Patrícia Gilvaz, deputada da IL, fala numa "clarificação, um reforço da proteção dos menores" num contexto em que a exposição de crianças ou jovens a situações de agressão ou maus tratos a um terceiro (em regra um dos progenitores, com maior incidência a mãe) tem vindo a ser entendida como "uma mera agravação do crime" de violência doméstica propriamente dito. Nesse sentido, o que se pretende é que a exposição de menor seja "expressamente autonomizado, de forma a que não haja interpretações diferentes e não fique à disponibilidade do juiz decidir", refere Patrícia Gilvaz, sublinhando os efeitos "psicológicos devastadores" da exposição de um menor a situações de violência doméstica.
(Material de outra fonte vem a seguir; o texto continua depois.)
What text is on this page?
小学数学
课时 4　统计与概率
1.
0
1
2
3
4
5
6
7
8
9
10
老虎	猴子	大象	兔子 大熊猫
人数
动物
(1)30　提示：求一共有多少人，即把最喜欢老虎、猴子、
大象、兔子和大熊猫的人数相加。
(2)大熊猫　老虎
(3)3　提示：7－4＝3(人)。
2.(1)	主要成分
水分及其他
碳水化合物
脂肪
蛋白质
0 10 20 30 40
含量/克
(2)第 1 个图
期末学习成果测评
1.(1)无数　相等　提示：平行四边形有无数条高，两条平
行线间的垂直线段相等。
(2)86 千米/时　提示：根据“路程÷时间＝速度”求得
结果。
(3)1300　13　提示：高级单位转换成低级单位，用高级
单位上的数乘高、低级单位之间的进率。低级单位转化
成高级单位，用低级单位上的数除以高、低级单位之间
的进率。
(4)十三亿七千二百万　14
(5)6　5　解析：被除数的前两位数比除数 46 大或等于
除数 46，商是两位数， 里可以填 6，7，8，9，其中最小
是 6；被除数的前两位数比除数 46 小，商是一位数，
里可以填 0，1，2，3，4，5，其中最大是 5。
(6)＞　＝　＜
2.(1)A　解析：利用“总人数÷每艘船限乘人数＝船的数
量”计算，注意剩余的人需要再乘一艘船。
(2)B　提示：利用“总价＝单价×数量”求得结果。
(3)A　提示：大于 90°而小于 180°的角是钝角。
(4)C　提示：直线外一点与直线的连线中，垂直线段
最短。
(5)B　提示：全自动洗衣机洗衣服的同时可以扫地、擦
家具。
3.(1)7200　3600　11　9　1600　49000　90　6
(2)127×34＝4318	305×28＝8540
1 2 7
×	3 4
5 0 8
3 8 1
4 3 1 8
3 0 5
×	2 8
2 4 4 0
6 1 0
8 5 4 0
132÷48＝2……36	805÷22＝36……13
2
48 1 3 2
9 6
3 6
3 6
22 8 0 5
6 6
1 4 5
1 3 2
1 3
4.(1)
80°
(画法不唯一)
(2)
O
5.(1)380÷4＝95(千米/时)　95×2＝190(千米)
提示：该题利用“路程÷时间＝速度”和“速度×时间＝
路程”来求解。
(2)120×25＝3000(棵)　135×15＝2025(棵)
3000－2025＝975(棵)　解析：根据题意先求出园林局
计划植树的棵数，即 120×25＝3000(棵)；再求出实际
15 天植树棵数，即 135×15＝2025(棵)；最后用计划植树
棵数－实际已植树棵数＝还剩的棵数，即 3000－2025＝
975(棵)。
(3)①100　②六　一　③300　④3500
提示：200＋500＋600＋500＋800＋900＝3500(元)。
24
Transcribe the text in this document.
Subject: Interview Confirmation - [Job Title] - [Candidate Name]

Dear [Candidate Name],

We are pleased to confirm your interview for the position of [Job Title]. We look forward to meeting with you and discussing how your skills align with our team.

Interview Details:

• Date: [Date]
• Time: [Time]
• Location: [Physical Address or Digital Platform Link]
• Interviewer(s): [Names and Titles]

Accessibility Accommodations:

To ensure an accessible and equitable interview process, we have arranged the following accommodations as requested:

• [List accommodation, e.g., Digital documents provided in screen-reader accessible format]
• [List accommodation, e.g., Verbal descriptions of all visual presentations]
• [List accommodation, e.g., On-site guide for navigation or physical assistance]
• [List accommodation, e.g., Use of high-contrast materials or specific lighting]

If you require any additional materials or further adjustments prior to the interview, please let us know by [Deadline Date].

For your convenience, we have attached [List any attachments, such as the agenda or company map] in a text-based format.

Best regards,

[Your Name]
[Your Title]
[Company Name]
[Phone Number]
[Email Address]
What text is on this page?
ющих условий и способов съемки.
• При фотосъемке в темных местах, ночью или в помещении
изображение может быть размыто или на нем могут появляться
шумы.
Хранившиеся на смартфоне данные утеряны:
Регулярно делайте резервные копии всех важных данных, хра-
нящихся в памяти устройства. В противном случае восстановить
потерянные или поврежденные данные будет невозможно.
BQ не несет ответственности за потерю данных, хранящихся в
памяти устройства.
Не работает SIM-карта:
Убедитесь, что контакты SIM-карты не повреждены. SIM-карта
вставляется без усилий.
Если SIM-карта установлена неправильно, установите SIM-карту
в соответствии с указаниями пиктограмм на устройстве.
O que acontece, especifica o projeto de lei apresentado pela IL - citando o Relatório Anual de Monitorização de Violência Doméstica referente ao ano de 2020 - em cerca de 31,7% dos casos de violência doméstica registados. Em favor da proposta, a deputada aponta também um parecer do Conselho Superior do Ministério Público que, na legislatura anterior, se mostrou favorável à autonomização desta figura legal.

Para a IL, que apresentou a proposta inicial sobre este tema, quem expuser um menor a situação de violência pode ser punido com pena de prisão de um a cinco anos, podendo também ser aplicadas as penas acessórias de proibição de contacto com a vítima e proibição de uso e porte de arma até um período máximo de cinco anos, assim como a "obrigação de frequência de programas específicos de prevenção da violência doméstica e de reforço da parentalidade". Já a proposta do BE prevê uma moldura penal de dois a cinco anos a "quem expuser menor, de modo reiterado ou não, e de forma a prejudicar o seu bem-estar ou desenvolvimento saudável, a situação de violência doméstica". Uma pena que aumenta para três a seis anos caso o crime seja praticado "por quem tenha para com o menor um especial dever de guarda ou assistência". Quem for condenado pelo crime de exposição de menor a violência doméstica pode ainda ser "inibido do exercício das responsabilidades parentais, da tutela ou da curatela por um período de 1 a 10 anos" (uma medida que já está prevista no Código Penal para condenados por violência doméstica). Já o Livre quer incluir na lei a possibilidade de o agressor frequentar "programas específicos de educação parental" quando haja exposição de menores a violência.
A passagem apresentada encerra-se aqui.